Caroline Y. Robertson-von Trotha (* 22. Februar 1951 in Glasgow, Schottland) ist eine schottische Soziologin und Kulturwissenschaftlerin, die in Deutschland arbeitet.
Nach dem plötzlichen Tod ihres Vaters brach Caroline Y. Robertson die Schule 1966 im Alter von 15 Jahren vorzeitig ab, um eine Familienpension einzurichten. Ein Jahr später erhielt sie ein City & Guild-Certificate als Hotelfachfrau und wurde von der Oban Hotel Association mit einer Goldmedaille ausgezeichnet. Eine anschließende Reise als Backpackerin durch Europa führte Robertson nach Deutschland, wo sie sich mithilfe von Nachhilfeunterricht und Gelegenheitsarbeiten finanzierte und die deutsche Sprache erlernte. Parallel dazu bereitete sie sich autodidaktisch auf die Scottish Higher Level Examinations (Abitur) vor, die sie 1972 absolvierte, woran sie ein Studium der Politologie, Soziologie, Philosophie und Geschichte in Heidelberg und Karlsruhe anschloss. Mit Unterstützung eines Stipendiums der Peter-Fuld-Stiftung wurde sie schließlich 1990 zum Thema „Ethnische Identität und politische Mobilisation“ zum Doktor der Philosophie promoviert.

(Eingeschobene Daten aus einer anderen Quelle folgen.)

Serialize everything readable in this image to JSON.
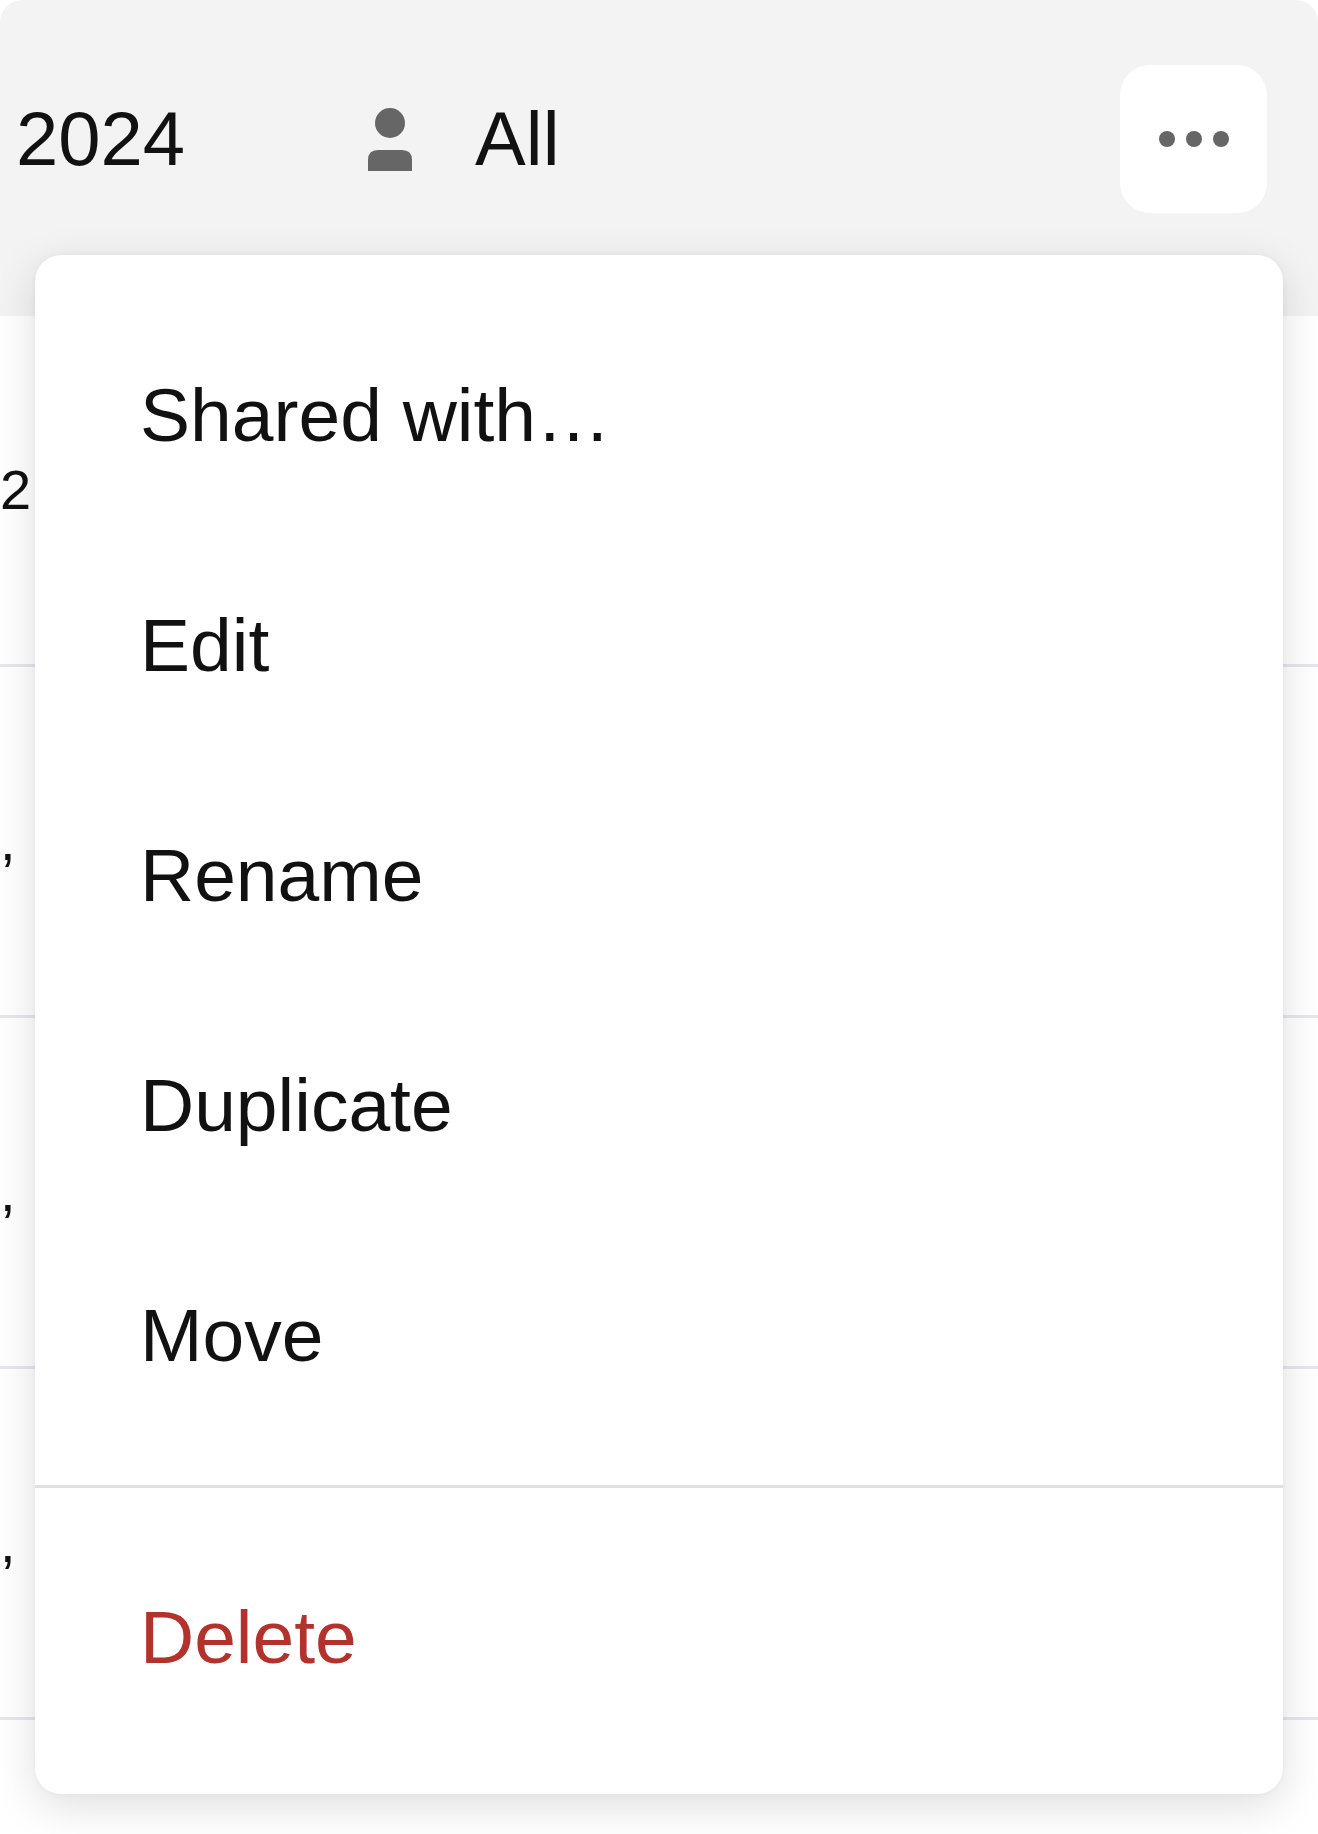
{
  "header": {
    "period": "2024",
    "person_filter": "All"
  },
  "rows": [
    {
      "column_1": "2"
    },
    {
      "column_1": ","
    },
    {
      "column_1": ","
    },
    {
      "column_1": ","
    }
  ],
  "menu": {
    "groups": [
      [
        {
          "label": "Shared with…",
          "kind": "normal"
        },
        {
          "label": "Edit",
          "kind": "normal"
        },
        {
          "label": "Rename",
          "kind": "normal"
        },
        {
          "label": "Duplicate",
          "kind": "normal"
        },
        {
          "label": "Move",
          "kind": "normal"
        }
      ],
      [
        {
          "label": "Delete",
          "kind": "danger"
        }
      ]
    ]
  }
}
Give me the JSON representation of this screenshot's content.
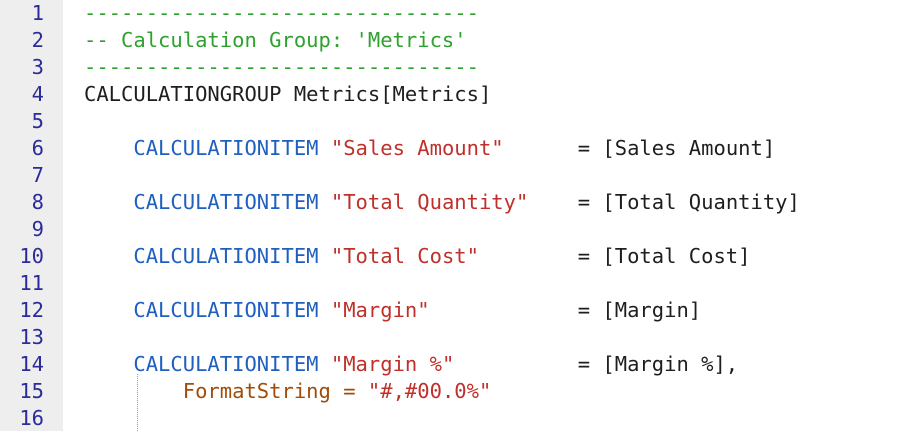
{
  "editor": {
    "line_numbers": [
      "1",
      "2",
      "3",
      "4",
      "5",
      "6",
      "7",
      "8",
      "9",
      "10",
      "11",
      "12",
      "13",
      "14",
      "15",
      "16"
    ],
    "lines": [
      [
        {
          "t": "comment",
          "v": "--------------------------------"
        }
      ],
      [
        {
          "t": "comment",
          "v": "-- Calculation Group: 'Metrics'"
        }
      ],
      [
        {
          "t": "comment",
          "v": "--------------------------------"
        }
      ],
      [
        {
          "t": "plain",
          "v": "CALCULATIONGROUP Metrics[Metrics]"
        }
      ],
      [],
      [
        {
          "t": "plain",
          "v": "    "
        },
        {
          "t": "keyword",
          "v": "CALCULATIONITEM"
        },
        {
          "t": "plain",
          "v": " "
        },
        {
          "t": "string",
          "v": "\"Sales Amount\""
        },
        {
          "t": "plain",
          "v": "      = [Sales Amount]"
        }
      ],
      [],
      [
        {
          "t": "plain",
          "v": "    "
        },
        {
          "t": "keyword",
          "v": "CALCULATIONITEM"
        },
        {
          "t": "plain",
          "v": " "
        },
        {
          "t": "string",
          "v": "\"Total Quantity\""
        },
        {
          "t": "plain",
          "v": "    = [Total Quantity]"
        }
      ],
      [],
      [
        {
          "t": "plain",
          "v": "    "
        },
        {
          "t": "keyword",
          "v": "CALCULATIONITEM"
        },
        {
          "t": "plain",
          "v": " "
        },
        {
          "t": "string",
          "v": "\"Total Cost\""
        },
        {
          "t": "plain",
          "v": "        = [Total Cost]"
        }
      ],
      [],
      [
        {
          "t": "plain",
          "v": "    "
        },
        {
          "t": "keyword",
          "v": "CALCULATIONITEM"
        },
        {
          "t": "plain",
          "v": " "
        },
        {
          "t": "string",
          "v": "\"Margin\""
        },
        {
          "t": "plain",
          "v": "            = [Margin]"
        }
      ],
      [],
      [
        {
          "t": "plain",
          "v": "    "
        },
        {
          "t": "keyword",
          "v": "CALCULATIONITEM"
        },
        {
          "t": "plain",
          "v": " "
        },
        {
          "t": "string",
          "v": "\"Margin %\""
        },
        {
          "t": "plain",
          "v": "          = [Margin %],"
        }
      ],
      [
        {
          "t": "plain",
          "v": "        "
        },
        {
          "t": "prop",
          "v": "FormatString"
        },
        {
          "t": "plain",
          "v": " "
        },
        {
          "t": "prop",
          "v": "="
        },
        {
          "t": "plain",
          "v": " "
        },
        {
          "t": "string",
          "v": "\"#,#00.0%\""
        }
      ],
      []
    ]
  },
  "colors": {
    "comment": "#2ea12e",
    "keyword": "#1f5fbf",
    "string": "#c0302b",
    "property": "#a14c0a",
    "plain": "#1e1e1e",
    "line_number": "#2b2b9a",
    "gutter_bg": "#eeeeee"
  }
}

Ihre Habilitation erfolgte 2004 an der Fakultät für Geistes- und Sozialwissenschaften der Universität Karlsruhe zum Thema „Dialektik der Globalisierung“. 2007 wurde sie vom Rektor des Karlsruher Instituts für Technologie (KIT), vormals Universität Karlsruhe (TH), zur apl. Professorin ernannt.
Sie war Gründungsmitglied (1989) und von 1990 bis 2002 Geschäftsführerin des Interfakultativen Instituts für Angewandte Kulturwissenschaft der Universität Karlsruhe (TH). Seit 2002 leitet sie als Gründungsdirektorin dessen Nachfolgeinstitution, das ZAK | Zentrum für Angewandte Kulturwissenschaft und Studium Generale am Karlsruher Institut für Technologie (KIT).
Sie ist mit Klaus von Trotha verheiratet, der von 1991 bis 2001 Minister für Wissenschaft, Forschung und Kunst des Landes Baden-Württemberg war.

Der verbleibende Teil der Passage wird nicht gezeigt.